Let’s unpack some more of the jargon and see if we can help you through the Insurance maze!
Do I need PI Cover?
If you class yourself as an expert or professional in your trade and provide advice or services to your clients, then the answer to that question is probably “Yes”.
Legal bills and court costs continue to rise, and a significant PI claim could destroy your business as well as your reputation.
As a professional, the law dictates that you owe an increased “Duty Of Care” to your clients and if things go wrong, or just as importantly, if the client believes things have gone wrong, then they could look to you to rectify the situation or to compensate them.
As well as the more traditional professions such as Solicitors, Accountants, Surveyors, Engineers, Architects, Insurance Brokers or Financial Advisors; many new consulting or service-based professionals are equally exposed to a PI claim. These can include:
- IT Consultants or Professionals
- Trainers, Private tutors, teachers, business or life coaches
- All consultants from HR or Business Management Consultants to trade specific consultancy
- Product Designers or Graphic Designers
- Recruitment Consultants or Headhunters
- Estate Agents or Property Letting Agents
Is Professional Indemnity compulsory?
In many business sectors, PI Insurance is compulsory, either by industry regulator or professional association including:-
- FCA registered companies such as Financial Advisors or Insurance Brokers
- Solicitors under regulation of SRA (Solicitors Regulation Authority)
- Surveyors under regulation of RICS (Royal Institute of Chartered Surveyors)
- Accountants as a requirement of membership to one of the six different governing bodies
In other trades or professions, you may still find that Indemnity cover is required as part of a tender process or a condition of a contract.
Having PI Insurance with a recognised and secure insurer can also instil confidence in your business and give you an advantage over the competition.
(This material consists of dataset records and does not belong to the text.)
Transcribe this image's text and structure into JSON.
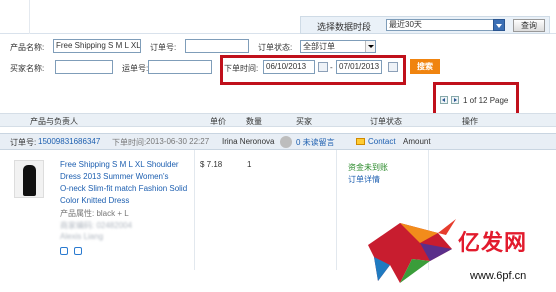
{
  "header": {
    "range_label": "选择数据时段",
    "range_value": "最近30天",
    "query_label": "查询"
  },
  "filters": {
    "product_name_label": "产品名称:",
    "product_name_value": "Free Shipping S M L XL",
    "order_no_label": "订单号:",
    "order_no_value": "",
    "order_status_label": "订单状态:",
    "order_status_value": "全部订单",
    "buyer_name_label": "买家名称:",
    "buyer_name_value": "",
    "tracking_no_label": "运单号:",
    "tracking_no_value": "",
    "order_time_label": "下单时间:",
    "date_from": "06/10/2013",
    "date_separator": "-",
    "date_to": "07/01/2013",
    "search_label": "搜索"
  },
  "pager": {
    "text": "1 of 12 Page"
  },
  "table": {
    "headers": [
      "产品与负责人",
      "单价",
      "数量",
      "买家",
      "订单状态",
      "操作"
    ]
  },
  "order": {
    "order_no_label": "订单号:",
    "order_no": "15009831686347",
    "order_time_label": "下单时间:",
    "order_time": "2013-06-30 22:27",
    "buyer": "Irina Neronova",
    "unread_msg": "0 未读留言",
    "contact": "Contact",
    "amount_label": "Amount"
  },
  "product": {
    "title_line1": "Free Shipping S M L XL Shoulder",
    "title_line2": "Dress 2013 Summer Women's",
    "title_line3": "O-neck Slim-fit match Fashion Solid",
    "title_line4": "Color Knitted Dress",
    "attr": "产品属性: black + L",
    "code": "商家编码: 02482004",
    "owner": "Alexis Liang",
    "price": "$ 7.18",
    "qty": "1",
    "status": "资金未到账",
    "detail": "订单详情"
  },
  "watermark": {
    "brand": "亿发网",
    "url": "www.6pf.cn"
  }
}
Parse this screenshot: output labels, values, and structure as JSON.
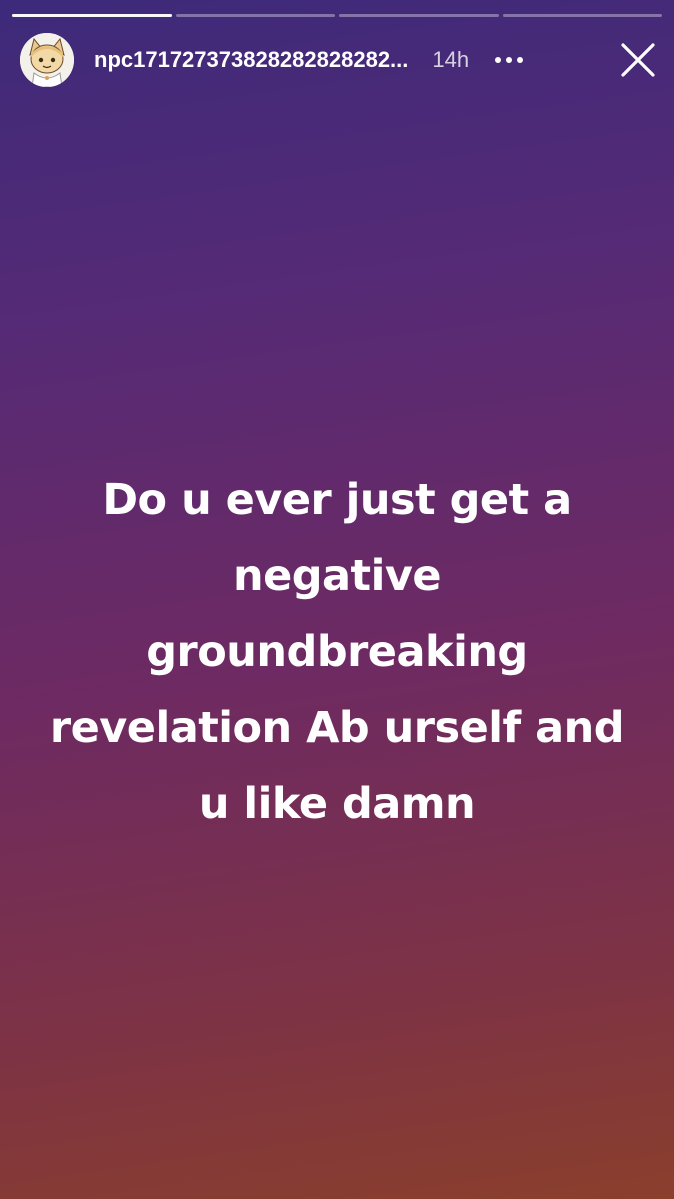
{
  "story": {
    "progress": [
      1,
      0,
      0,
      0
    ],
    "username": "npc171727373828282828282...",
    "time_ago": "14h",
    "more_icon": "more-dots-icon",
    "close_icon": "close-x-icon",
    "avatar_icon": "anime-cat-avatar",
    "caption_lines": [
      "Do u ever just get a",
      "negative",
      "groundbreaking",
      "revelation Ab urself and",
      "u like damn"
    ]
  },
  "colors": {
    "gradient_top": "#3d2a7a",
    "gradient_bottom": "#8a3f2c",
    "text": "#ffffff"
  }
}
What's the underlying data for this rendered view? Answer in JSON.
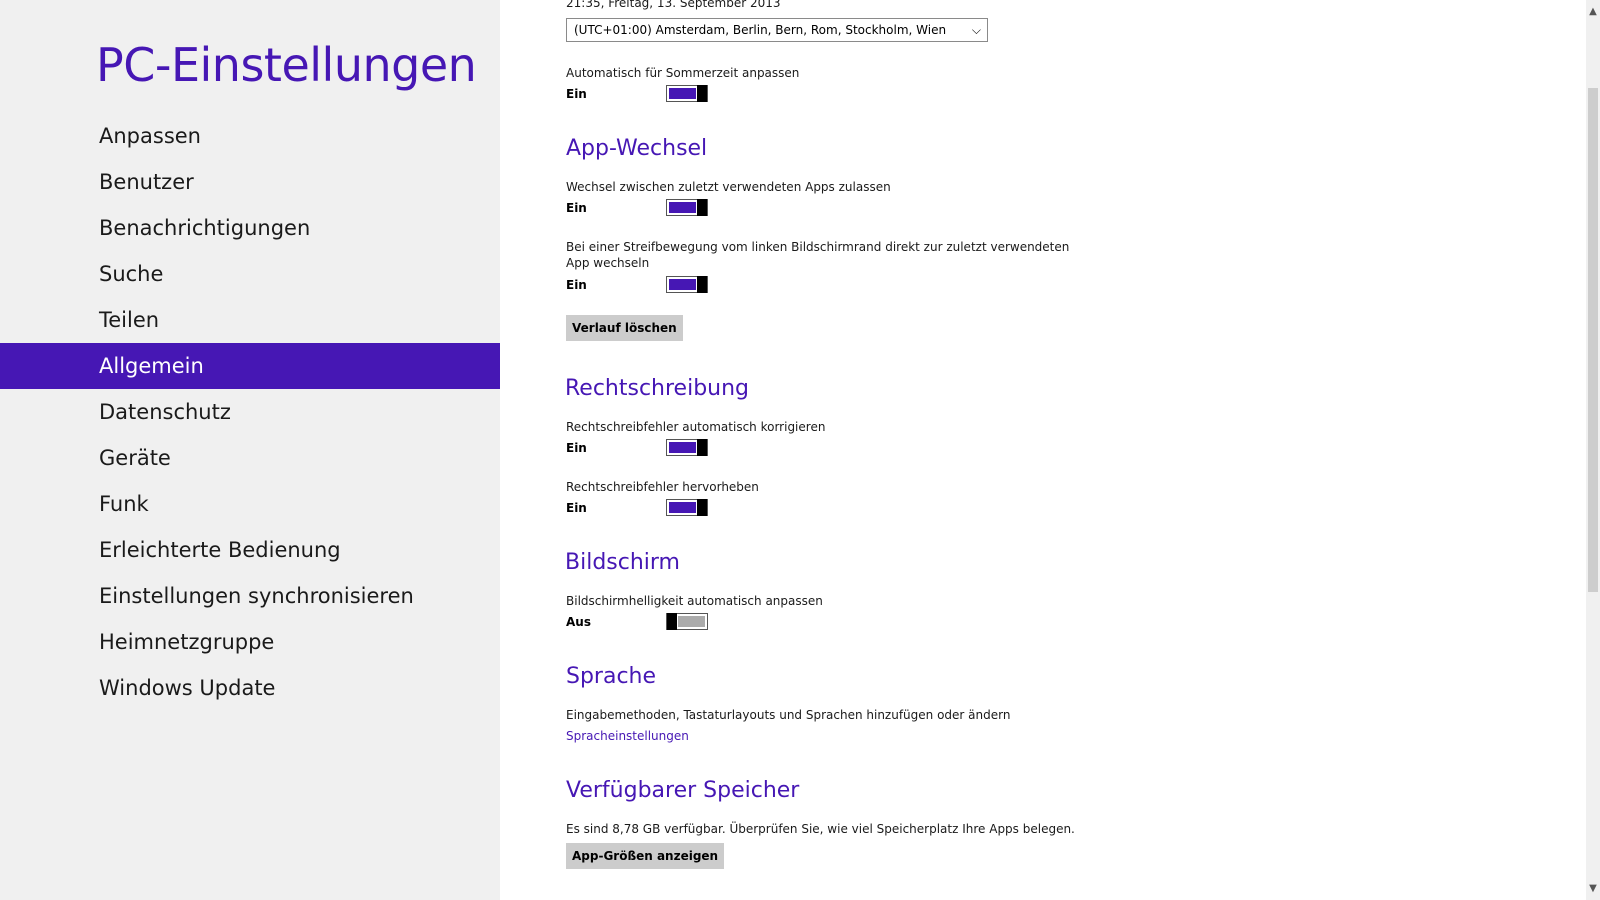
{
  "sidebar": {
    "title": "PC-Einstellungen",
    "items": [
      {
        "label": "Anpassen"
      },
      {
        "label": "Benutzer"
      },
      {
        "label": "Benachrichtigungen"
      },
      {
        "label": "Suche"
      },
      {
        "label": "Teilen"
      },
      {
        "label": "Allgemein",
        "active": true
      },
      {
        "label": "Datenschutz"
      },
      {
        "label": "Geräte"
      },
      {
        "label": "Funk"
      },
      {
        "label": "Erleichterte Bedienung"
      },
      {
        "label": "Einstellungen synchronisieren"
      },
      {
        "label": "Heimnetzgruppe"
      },
      {
        "label": "Windows Update"
      }
    ]
  },
  "time": {
    "datetime": "21:35, Freitag, 13. September 2013",
    "timezone_value": "(UTC+01:00) Amsterdam, Berlin, Bern, Rom, Stockholm, Wien",
    "dst_label": "Automatisch für Sommerzeit anpassen",
    "dst_state": "Ein"
  },
  "app_switch": {
    "heading": "App-Wechsel",
    "switch_label": "Wechsel zwischen zuletzt verwendeten Apps zulassen",
    "switch_state": "Ein",
    "swipe_label_line1": "Bei einer Streifbewegung vom linken Bildschirmrand direkt zur zuletzt verwendeten",
    "swipe_label_line2": "App wechseln",
    "swipe_state": "Ein",
    "clear_button": "Verlauf löschen"
  },
  "spelling": {
    "heading": "Rechtschreibung",
    "autocorrect_label": "Rechtschreibfehler automatisch korrigieren",
    "autocorrect_state": "Ein",
    "highlight_label": "Rechtschreibfehler hervorheben",
    "highlight_state": "Ein"
  },
  "screen": {
    "heading": "Bildschirm",
    "brightness_label": "Bildschirmhelligkeit automatisch anpassen",
    "brightness_state": "Aus"
  },
  "language": {
    "heading": "Sprache",
    "description": "Eingabemethoden, Tastaturlayouts und Sprachen hinzufügen oder ändern",
    "link": "Spracheinstellungen"
  },
  "storage": {
    "heading": "Verfügbarer Speicher",
    "description": "Es sind 8,78 GB verfügbar. Überprüfen Sie, wie viel Speicherplatz Ihre Apps belegen.",
    "button": "App-Größen anzeigen"
  },
  "colors": {
    "accent": "#4617b4",
    "sidebar_bg": "#f0f0f0",
    "button_bg": "#cccccc"
  }
}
What level of Cover Do I Need?
If I had a pound for every time, we’re asked that question……There is also no easy answer, but let’s see if we can help a little!
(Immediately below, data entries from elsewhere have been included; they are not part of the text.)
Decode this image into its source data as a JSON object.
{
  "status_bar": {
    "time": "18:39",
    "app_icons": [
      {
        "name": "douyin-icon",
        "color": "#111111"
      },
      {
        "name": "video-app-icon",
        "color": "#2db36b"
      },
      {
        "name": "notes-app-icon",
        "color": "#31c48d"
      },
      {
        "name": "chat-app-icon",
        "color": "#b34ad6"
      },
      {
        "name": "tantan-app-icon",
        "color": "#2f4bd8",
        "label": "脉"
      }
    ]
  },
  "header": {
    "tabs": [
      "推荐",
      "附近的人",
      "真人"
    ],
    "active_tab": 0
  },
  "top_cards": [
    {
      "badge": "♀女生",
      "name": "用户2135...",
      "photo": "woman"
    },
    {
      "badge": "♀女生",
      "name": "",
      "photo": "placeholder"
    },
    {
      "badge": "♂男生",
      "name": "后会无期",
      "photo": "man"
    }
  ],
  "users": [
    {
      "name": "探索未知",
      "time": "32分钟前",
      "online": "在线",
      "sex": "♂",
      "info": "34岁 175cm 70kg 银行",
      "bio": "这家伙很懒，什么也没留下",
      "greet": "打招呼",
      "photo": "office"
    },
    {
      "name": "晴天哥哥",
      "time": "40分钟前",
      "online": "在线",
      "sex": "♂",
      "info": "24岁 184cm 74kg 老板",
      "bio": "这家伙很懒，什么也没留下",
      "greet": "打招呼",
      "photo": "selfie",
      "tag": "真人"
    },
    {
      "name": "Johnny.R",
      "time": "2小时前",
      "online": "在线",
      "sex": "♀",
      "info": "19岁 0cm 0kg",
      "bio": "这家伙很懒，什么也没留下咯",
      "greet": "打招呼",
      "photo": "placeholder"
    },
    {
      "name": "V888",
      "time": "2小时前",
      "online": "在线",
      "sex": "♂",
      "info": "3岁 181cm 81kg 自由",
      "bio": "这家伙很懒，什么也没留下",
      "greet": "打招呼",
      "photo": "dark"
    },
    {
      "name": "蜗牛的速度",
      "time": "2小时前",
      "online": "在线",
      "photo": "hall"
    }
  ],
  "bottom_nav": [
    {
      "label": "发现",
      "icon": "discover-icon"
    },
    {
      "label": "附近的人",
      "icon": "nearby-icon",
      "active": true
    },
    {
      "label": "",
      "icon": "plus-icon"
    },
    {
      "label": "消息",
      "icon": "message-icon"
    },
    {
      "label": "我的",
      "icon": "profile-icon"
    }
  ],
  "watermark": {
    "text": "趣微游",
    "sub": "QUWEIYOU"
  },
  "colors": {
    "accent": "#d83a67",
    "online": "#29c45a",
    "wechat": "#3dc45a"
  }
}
Sometimes the minimum level of cover will be dictated by your professional body or condition of a contract, you then have a starting point, wide of that, it usually is possible to arrange cover with an indemnity from as little as £50,000.
In reality, though, you need to think less about minimums and more about your business and the potential loss:-
- How much is your highest contract worth?
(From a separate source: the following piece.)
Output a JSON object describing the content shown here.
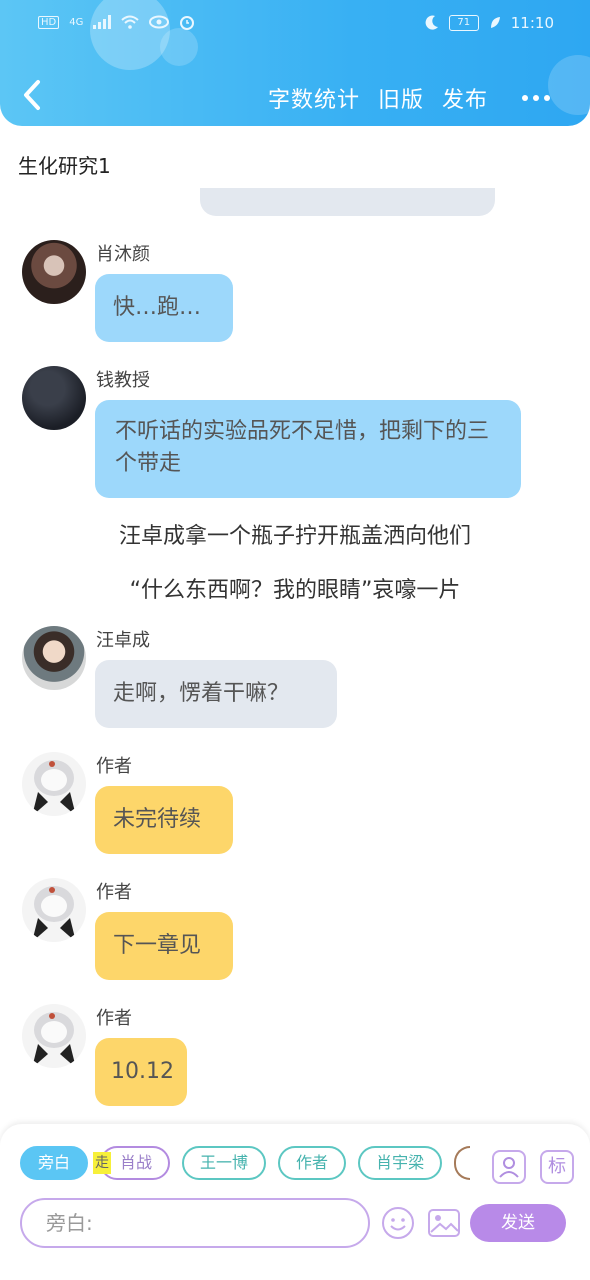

- If the worst happened, what would be the impact on your client?
- Are you in an industry where you advice impacts multiple clients? If so, you also need to carefully consider the type of indemnity limit you’re purchasing, be it aggregate or any-one-claim.
- What can you afford? In an ideal world, you need to purchase the highest limit your budget will allow, taking into account all of the above points, and it should also be reviewed regularly as your business develops and expands.
How Do Insurers Calculate Indemnity Quotes?
In the main, Insurers will determine premiums based on the business activities of your company and the fee income. I.e. how much business you are doing and how risky, based on their historical data, do they believe your work is in terms of the likelihood of a claim.
Other impacting factors are the size of your clients, size of individual contracts and your general level of expertise in your field.
My Contract Requesting PI Insurance Is Only For 6 Months, Can I Buy short-Term Cover?
Now we’re really getting into the bones of it. Much like dogs and Christmas, PI Insurance is for life, well, not quite life, but it is provided on a claims-made-basis (sorry – more jargon!).
What this means in practice is that you need cover in place, not just at the time you carried out the work, but also when the claim is made against you.
For some professions, claims can be received years after the work was completed – For example, Financial Advisors are still receiving claims from clients in respect of endowment policy sales over 20 years ago.
Before accepting the contract, consider the type of work you’re delivering and the potential impact on your client, is it short-term or could a claim be received many years into the future.
As you usually buy an Indemnity policy for all your work on an ongoing basis, this may not be an issue, but if you ever think of moving out of self-employment or retiring you need to consider how long you should purchase “run-off Professional Indemnity Insurance” to make allowance for work any future losses when may be received.